GSA Annual Meeting, November 5-8, 2001

Paper No. 0
Presentation Time: 8:15 AM

ARTIFICIAL INTELLIGENCE TO REDUCE THE RISK OF OIL EXPLORATION AND PRODUCTION


WEISS, William W.1, BROADHEAD, Ronald F.2, BALCH, Robert S.1, WO, Shaochang3 and RUAN, Tongjun1, (1)Petroleum Recovery Research Center, New Mexico Tech, NM Tech Campus, Socorro, NM 87801, (2)New Mexico Bureau of Mines, New Mexico Tech, New Mexico Tech Campus, Socorro, NM 87801, (3)Algorithm Development, Lasso Innovations, 301 N. Market St, Dallas, TX 75201, weiss@prrc.nmt.edu

The patterns that are evident in geophysical logs or 3D seismic surfaces are fuzzy sets.

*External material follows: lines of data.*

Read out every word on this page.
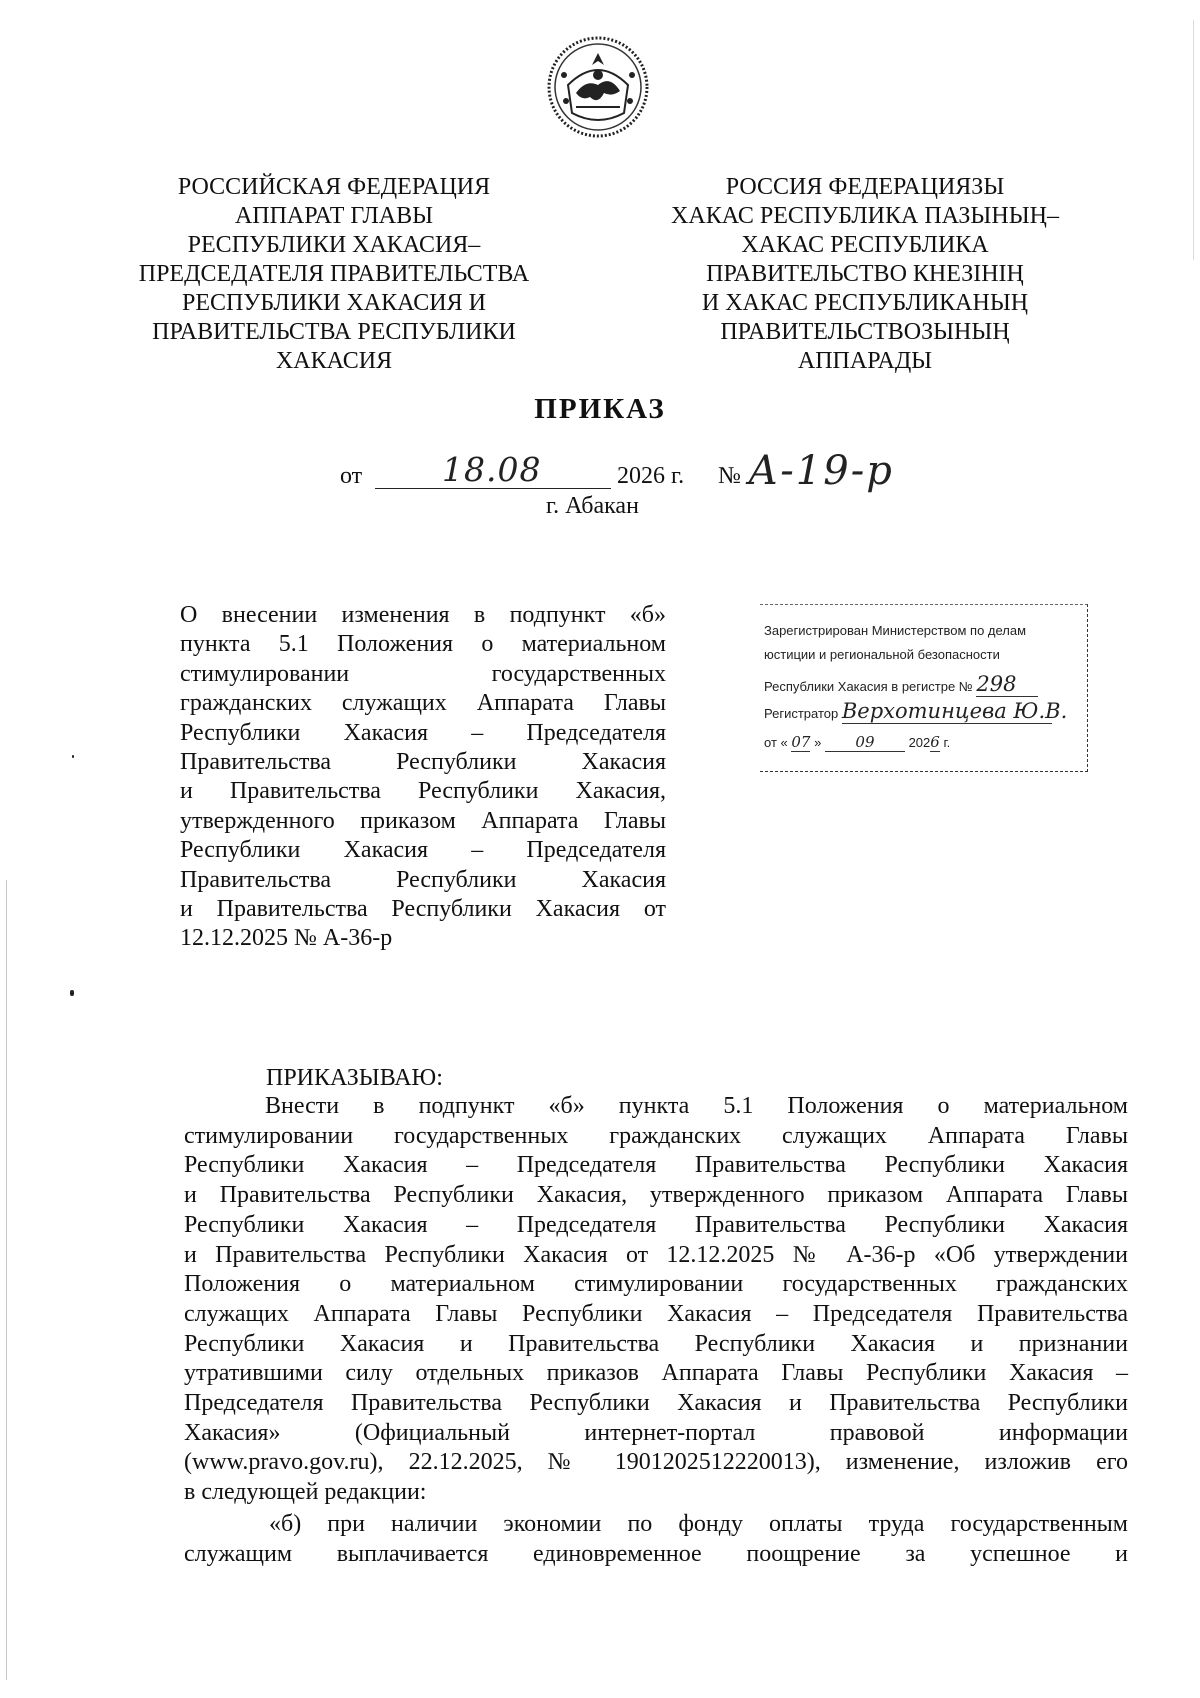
РОССИЙСКАЯ ФЕДЕРАЦИЯ
АППАРАТ ГЛАВЫ
РЕСПУБЛИКИ ХАКАСИЯ–
ПРЕДСЕДАТЕЛЯ ПРАВИТЕЛЬСТВА
РЕСПУБЛИКИ ХАКАСИЯ И
ПРАВИТЕЛЬСТВА РЕСПУБЛИКИ
ХАКАСИЯ
РОССИЯ ФЕДЕРАЦИЯЗЫ
ХАКАС РЕСПУБЛИКА ПАЗЫНЫҢ–
ХАКАС РЕСПУБЛИКА
ПРАВИТЕЛЬСТВО КНЕЗІНІҢ
И ХАКАС РЕСПУБЛИКАНЫҢ
ПРАВИТЕЛЬСТВОЗЫНЫҢ
АППАРАДЫ
ПРИКАЗ
от 18.08	2026 г. № А-19-р
г. Абакан
О внесении изменения в подпункт «б»
пункта 5.1 Положения о материальном
стимулировании государственных
гражданских служащих Аппарата Главы
Республики Хакасия – Председателя
Правительства Республики Хакасия
и Правительства Республики Хакасия,
утвержденного приказом Аппарата Главы
Республики Хакасия – Председателя
Правительства Республики Хакасия
и Правительства Республики Хакасия от
12.12.2025 № А-36-р
Зарегистрирован Министерством по делам
юстиции и региональной безопасности
Республики Хакасия в регистре № 298
Регистратор Верхотинцева Ю.В.
от « 07 » 09	2026 г.
ПРИКАЗЫВАЮ:
Внести в подпункт «б» пункта 5.1 Положения о материальном
стимулировании государственных гражданских служащих Аппарата Главы
Республики Хакасия – Председателя Правительства Республики Хакасия
и Правительства Республики Хакасия, утвержденного приказом Аппарата Главы
Республики Хакасия – Председателя Правительства Республики Хакасия
и Правительства Республики Хакасия от 12.12.2025 № А-36-р «Об утверждении
Положения о материальном стимулировании государственных гражданских
служащих Аппарата Главы Республики Хакасия – Председателя Правительства
Республики Хакасия и Правительства Республики Хакасия и признании
утратившими силу отдельных приказов Аппарата Главы Республики Хакасия –
Председателя Правительства Республики Хакасия и Правительства Республики
Хакасия» (Официальный интернет-портал правовой информации
(www.pravo.gov.ru), 22.12.2025, № 1901202512220013), изменение, изложив его
в следующей редакции:
«б) при наличии экономии по фонду оплаты труда государственным
служащим выплачивается единовременное поощрение за успешное и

A ranking technique based on fuzzy logic is applied to prioritize the relationship between fuzzy sets and oil production. Neural networks are used to correlate the most important information with known oil production, thereby establishing rules. The rules are used to interpolate or extrapolate to un-drilled areas.

Fuzzy ranking is defined and examples include:

  • Attributes generated from a 3D-seismic dataset collected over a producing oilfield.
  • Evaluation of openhole logs for completion opportunities in thin-bedded turbidites.

Development of neural network architectures based on training and testing is presented. Two examples are presented to exhibit the value of neural network rules:

  • A drill-here map based on seismic attributes correlated with well parameters.
  • The development of a bulk volume oil log from conventional logs correlated with the laboratory analyses of a 200 ft whole core. BVO is the product of porosity and oil saturation from the core analysis.

The BVO-from-logs rule developed from a single well was used to predict BVO-logs for an additional 34 wells; the statistics from the resulting 34 BVO logs correlated favorably with each wellÂ’s first year production, thus providing an estimate of the risk associated with completing the wells.